We acknowledge the limitations of this report: this was an ad hoc exploratory analysis. Corticosteroid use (such as duration and route of administration) may be inconsistently recorded on clinical report forms. Future studies on the association between corticosteroid therapy and T-DXd-related ILD/pneumonitis outcomes are needed. Additionally, the evaluated data and cases with an earlier onset of ILD/pneumonitis were considered to have a bias toward serious ILD/pneumonitis cases for two reasons: 1) serious ILD/pneumonitis cases were prioritized for sending to the ILD-AC, and 2) cases that had an earlier onset of ILD/pneumonitis were ready for adjudication before those with late onset. Therefore, our findings may not be representative of all T-DXd-related ILD/pneumonitis cases in Japan and should be carefully interpreted. The incidence of T-DXd-related ILD/pneumonitis cases by severity grade and the time to ILD/pneumonitis onset will be summarized and reported when the adjudication of all potential ILD/pneumonitis cases is completed.

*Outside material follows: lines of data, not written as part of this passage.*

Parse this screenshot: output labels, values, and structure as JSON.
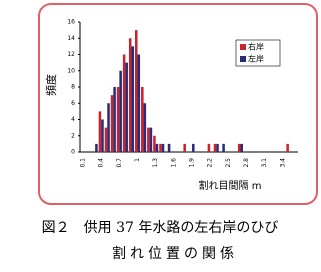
{
  "chart_data": {
    "type": "bar",
    "y_label": "頻度",
    "x_label": "割れ目間隔 m",
    "categories": [
      "0.1",
      null,
      null,
      "0.4",
      null,
      null,
      "0.7",
      null,
      null,
      "1",
      null,
      null,
      "1.3",
      null,
      null,
      "1.6",
      null,
      null,
      "1.9",
      null,
      null,
      "2.2",
      null,
      null,
      "2.5",
      null,
      null,
      "2.8",
      null,
      null,
      "3.1",
      null,
      null,
      "3.4",
      null,
      null
    ],
    "series": [
      {
        "name": "右岸",
        "color": "#c8242c",
        "values": [
          0,
          0,
          0,
          5,
          3,
          7,
          8,
          12,
          14,
          15,
          8,
          3,
          2,
          1,
          0,
          0,
          0,
          1,
          0,
          0,
          0,
          1,
          1,
          0,
          0,
          0,
          1,
          0,
          0,
          0,
          0,
          0,
          0,
          0,
          1,
          0
        ]
      },
      {
        "name": "左岸",
        "color": "#2b2b78",
        "values": [
          0,
          0,
          1,
          4,
          6,
          8,
          10,
          11,
          13,
          12,
          6,
          3,
          1,
          1,
          1,
          0,
          0,
          0,
          1,
          0,
          0,
          0,
          1,
          1,
          0,
          0,
          1,
          0,
          0,
          0,
          0,
          0,
          0,
          0,
          0,
          0
        ]
      }
    ],
    "ylim": [
      0,
      16
    ],
    "yticks": [
      0,
      2,
      4,
      6,
      8,
      10,
      12,
      14,
      16
    ],
    "grid": false,
    "legend": "upper right",
    "caption": [
      "図２　供用 37 年水路の左右岸のひび",
      "割れ位置の関係"
    ]
  }
}
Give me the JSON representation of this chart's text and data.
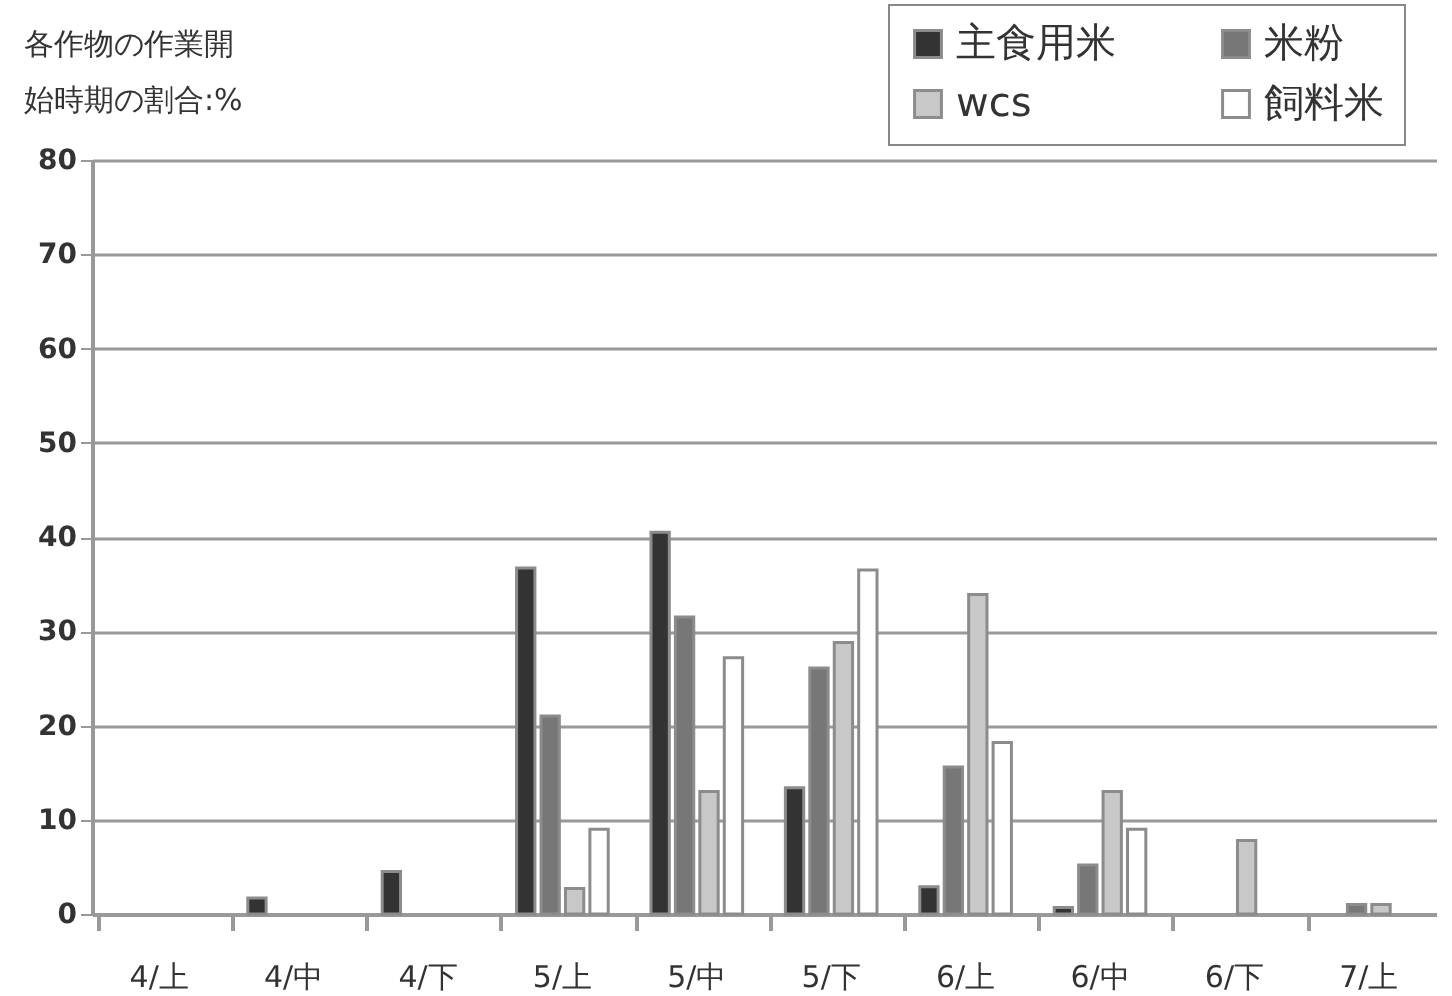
{
  "chart_data": {
    "type": "bar",
    "title": "各作物の作業開始時期の割合:%",
    "categories": [
      "4/上",
      "4/中",
      "4/下",
      "5/上",
      "5/中",
      "5/下",
      "6/上",
      "6/中",
      "6/下",
      "7/上"
    ],
    "series": [
      {
        "name": "主食用米",
        "color": "#333333",
        "values": [
          null,
          1.7,
          4.5,
          36.7,
          40.5,
          13.4,
          2.9,
          0.7,
          null,
          null
        ]
      },
      {
        "name": "米粉",
        "color": "#777777",
        "values": [
          null,
          null,
          null,
          21,
          31.5,
          26.1,
          15.6,
          5.2,
          null,
          1
        ]
      },
      {
        "name": "wcs",
        "color": "#c8c8c8",
        "values": [
          null,
          null,
          null,
          2.7,
          13,
          28.8,
          33.9,
          13,
          7.8,
          1
        ]
      },
      {
        "name": "飼料米",
        "color": "#ffffff",
        "values": [
          null,
          null,
          null,
          9,
          27.2,
          36.5,
          18.2,
          9,
          null,
          null
        ]
      }
    ],
    "ylim": [
      0,
      80
    ],
    "yticks": [
      0,
      10,
      20,
      30,
      40,
      50,
      60,
      70,
      80
    ],
    "grid": "y",
    "legend": "top right"
  }
}
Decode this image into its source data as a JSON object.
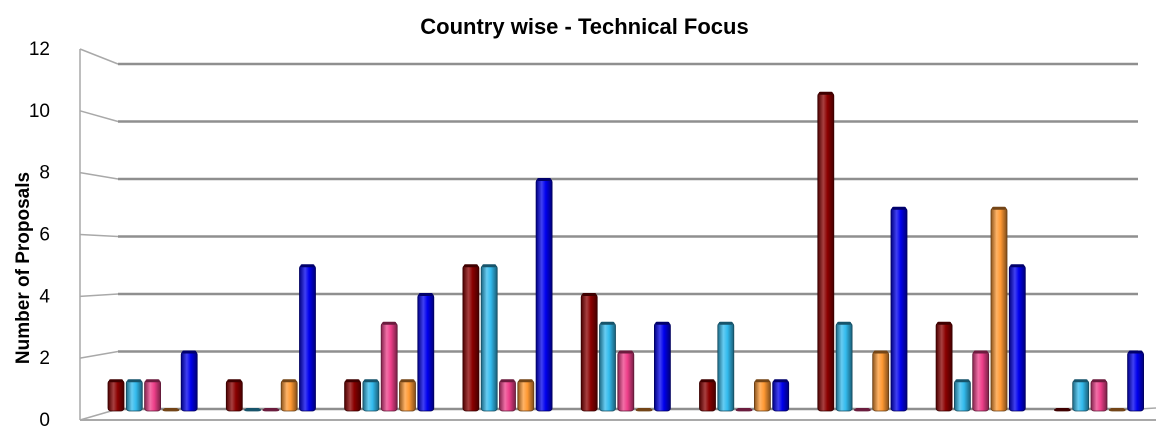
{
  "chart_data": {
    "type": "bar",
    "title": "Country wise - Technical Focus",
    "xlabel": "",
    "ylabel": "Number of Proposals",
    "ylim": [
      0,
      12
    ],
    "yticks": [
      0,
      2,
      4,
      6,
      8,
      10,
      12
    ],
    "grid": true,
    "categories": [
      "",
      "",
      "",
      "",
      "",
      "",
      "",
      "",
      ""
    ],
    "series": [
      {
        "color": "#8b0000",
        "values": [
          1,
          1,
          1,
          5,
          4,
          1,
          11,
          3,
          0
        ]
      },
      {
        "color": "#33bbee",
        "values": [
          1,
          0,
          1,
          5,
          3,
          3,
          3,
          1,
          1
        ]
      },
      {
        "color": "#ee3f8a",
        "values": [
          1,
          0,
          3,
          1,
          2,
          0,
          0,
          2,
          1
        ]
      },
      {
        "color": "#ff9933",
        "values": [
          0,
          1,
          1,
          1,
          0,
          1,
          2,
          7,
          0
        ]
      },
      {
        "color": "#0000ee",
        "values": [
          2,
          5,
          4,
          8,
          3,
          1,
          7,
          5,
          2
        ]
      }
    ]
  }
}
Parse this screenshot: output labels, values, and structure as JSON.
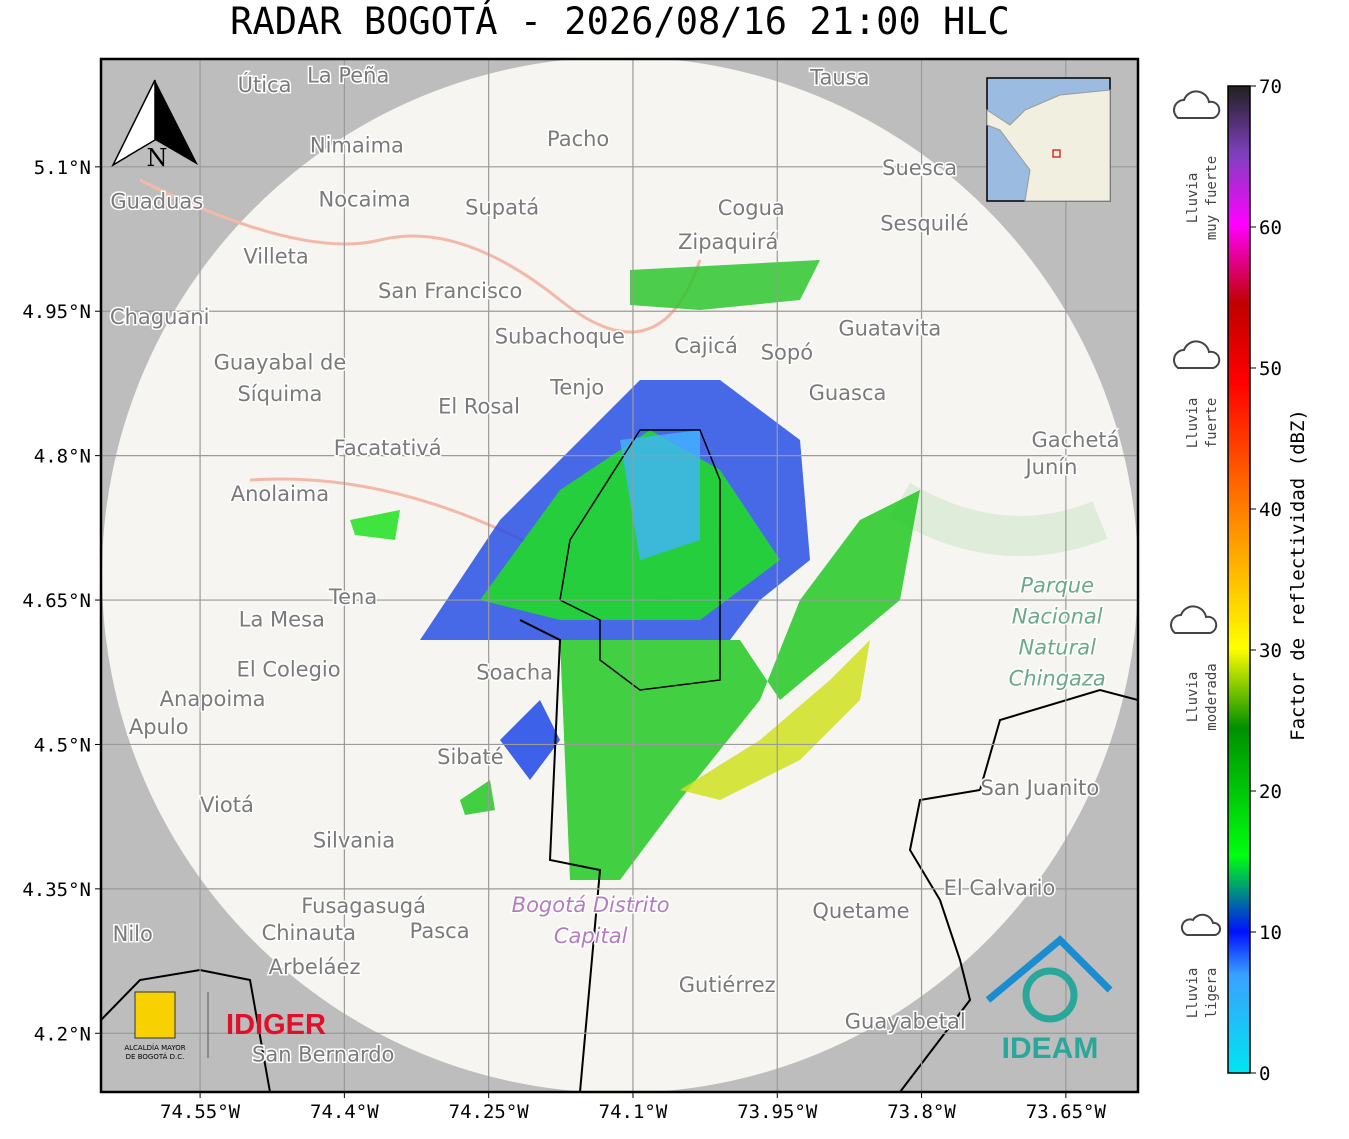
{
  "map": {
    "title": "RADAR BOGOTÁ - 2026/08/16 21:00 HLC",
    "xlim": [
      -74.653,
      -73.575
    ],
    "ylim": [
      4.139,
      5.212
    ],
    "xticks": [
      {
        "value": -74.55,
        "label": "74.55°W"
      },
      {
        "value": -74.4,
        "label": "74.4°W"
      },
      {
        "value": -74.25,
        "label": "74.25°W"
      },
      {
        "value": -74.1,
        "label": "74.1°W"
      },
      {
        "value": -73.95,
        "label": "73.95°W"
      },
      {
        "value": -73.8,
        "label": "73.8°W"
      },
      {
        "value": -73.65,
        "label": "73.65°W"
      }
    ],
    "yticks": [
      {
        "value": 5.1,
        "label": "5.1°N"
      },
      {
        "value": 4.95,
        "label": "4.95°N"
      },
      {
        "value": 4.8,
        "label": "4.8°N"
      },
      {
        "value": 4.65,
        "label": "4.65°N"
      },
      {
        "value": 4.5,
        "label": "4.5°N"
      },
      {
        "value": 4.35,
        "label": "4.35°N"
      },
      {
        "value": 4.2,
        "label": "4.2°N"
      }
    ],
    "grid": true,
    "north": "N",
    "places": [
      {
        "name": "Útica",
        "lon": -74.483,
        "lat": 5.185
      },
      {
        "name": "La Peña",
        "lon": -74.396,
        "lat": 5.195
      },
      {
        "name": "Tausa",
        "lon": -73.885,
        "lat": 5.193
      },
      {
        "name": "Pacho",
        "lon": -74.157,
        "lat": 5.129
      },
      {
        "name": "Nimaima",
        "lon": -74.387,
        "lat": 5.122
      },
      {
        "name": "Suesca",
        "lon": -73.802,
        "lat": 5.099
      },
      {
        "name": "Guaduas",
        "lon": -74.595,
        "lat": 5.064
      },
      {
        "name": "Nocaima",
        "lon": -74.379,
        "lat": 5.066
      },
      {
        "name": "Supatá",
        "lon": -74.236,
        "lat": 5.058
      },
      {
        "name": "Cogua",
        "lon": -73.977,
        "lat": 5.057
      },
      {
        "name": "Sesquilé",
        "lon": -73.797,
        "lat": 5.041
      },
      {
        "name": "Zipaquirá",
        "lon": -74.001,
        "lat": 5.022
      },
      {
        "name": "Villeta",
        "lon": -74.471,
        "lat": 5.007
      },
      {
        "name": "San Francisco",
        "lon": -74.29,
        "lat": 4.971
      },
      {
        "name": "Chaguani",
        "lon": -74.592,
        "lat": 4.944
      },
      {
        "name": "Guatavita",
        "lon": -73.833,
        "lat": 4.932
      },
      {
        "name": "Subachoque",
        "lon": -74.176,
        "lat": 4.924
      },
      {
        "name": "Cajicá",
        "lon": -74.024,
        "lat": 4.914
      },
      {
        "name": "Sopó",
        "lon": -73.94,
        "lat": 4.907
      },
      {
        "name": "Guayabal de",
        "lon": -74.467,
        "lat": 4.897
      },
      {
        "name": "Síquima",
        "lon": -74.467,
        "lat": 4.864
      },
      {
        "name": "Tenjo",
        "lon": -74.158,
        "lat": 4.871
      },
      {
        "name": "Guasca",
        "lon": -73.877,
        "lat": 4.865
      },
      {
        "name": "El Rosal",
        "lon": -74.26,
        "lat": 4.851
      },
      {
        "name": "Facatativá",
        "lon": -74.355,
        "lat": 4.808
      },
      {
        "name": "Gachetá",
        "lon": -73.64,
        "lat": 4.816
      },
      {
        "name": "Junín",
        "lon": -73.665,
        "lat": 4.788
      },
      {
        "name": "Anolaima",
        "lon": -74.467,
        "lat": 4.76
      },
      {
        "name": "Tena",
        "lon": -74.391,
        "lat": 4.653
      },
      {
        "name": "La Mesa",
        "lon": -74.465,
        "lat": 4.63
      },
      {
        "name": "El Colegio",
        "lon": -74.458,
        "lat": 4.578
      },
      {
        "name": "Soacha",
        "lon": -74.223,
        "lat": 4.575
      },
      {
        "name": "Anapoima",
        "lon": -74.537,
        "lat": 4.547
      },
      {
        "name": "Apulo",
        "lon": -74.593,
        "lat": 4.518
      },
      {
        "name": "Sibaté",
        "lon": -74.269,
        "lat": 4.487
      },
      {
        "name": "San Juanito",
        "lon": -73.677,
        "lat": 4.455
      },
      {
        "name": "Viotá",
        "lon": -74.522,
        "lat": 4.437
      },
      {
        "name": "Silvania",
        "lon": -74.39,
        "lat": 4.4
      },
      {
        "name": "El Calvario",
        "lon": -73.719,
        "lat": 4.351
      },
      {
        "name": "Fusagasugá",
        "lon": -74.38,
        "lat": 4.332
      },
      {
        "name": "Quetame",
        "lon": -73.863,
        "lat": 4.327
      },
      {
        "name": "Nilo",
        "lon": -74.62,
        "lat": 4.303
      },
      {
        "name": "Chinauta",
        "lon": -74.437,
        "lat": 4.304
      },
      {
        "name": "Pasca",
        "lon": -74.301,
        "lat": 4.306
      },
      {
        "name": "Arbeláez",
        "lon": -74.431,
        "lat": 4.269
      },
      {
        "name": "Gutiérrez",
        "lon": -74.002,
        "lat": 4.25
      },
      {
        "name": "Guayabetal",
        "lon": -73.817,
        "lat": 4.212
      },
      {
        "name": "San Bernardo",
        "lon": -74.422,
        "lat": 4.178
      }
    ],
    "areas": [
      {
        "lines": [
          "Parque",
          "Nacional",
          "Natural",
          "Chingaza"
        ],
        "lon": -73.659,
        "lat": 4.617
      },
      {
        "lines": [
          "Bogotá Distrito",
          "Capital"
        ],
        "lon": -74.144,
        "lat": 4.317
      }
    ],
    "logos": {
      "alcaldia": [
        "ALCALDÍA MAYOR",
        "DE BOGOTÁ D.C."
      ],
      "idiger": "IDIGER",
      "ideam": "IDEAM"
    },
    "colorbar": {
      "label": "Factor de reflectividad (dBZ)",
      "clim": [
        0,
        70
      ],
      "ticks": [
        0,
        10,
        20,
        30,
        40,
        50,
        60,
        70
      ]
    },
    "intensity": [
      {
        "lines": [
          "Lluvia",
          "muy fuerte"
        ]
      },
      {
        "lines": [
          "Lluvia",
          "fuerte"
        ]
      },
      {
        "lines": [
          "Lluvia",
          "moderada"
        ]
      },
      {
        "lines": [
          "Lluvia",
          "ligera"
        ]
      }
    ]
  }
}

In conclusion, this report is the first to evaluate the adjudicated T-DXd-related ILD/pneumonitis cases in a Japanese post-marketing environment. The relationship between imaging pattern type and ILD/pneumonitis severity was consistent with previous reports, suggesting that cases with DAD patterns have poor outcomes. Evaluating a larger real-world dataset may further identify predictors of clinical outcome.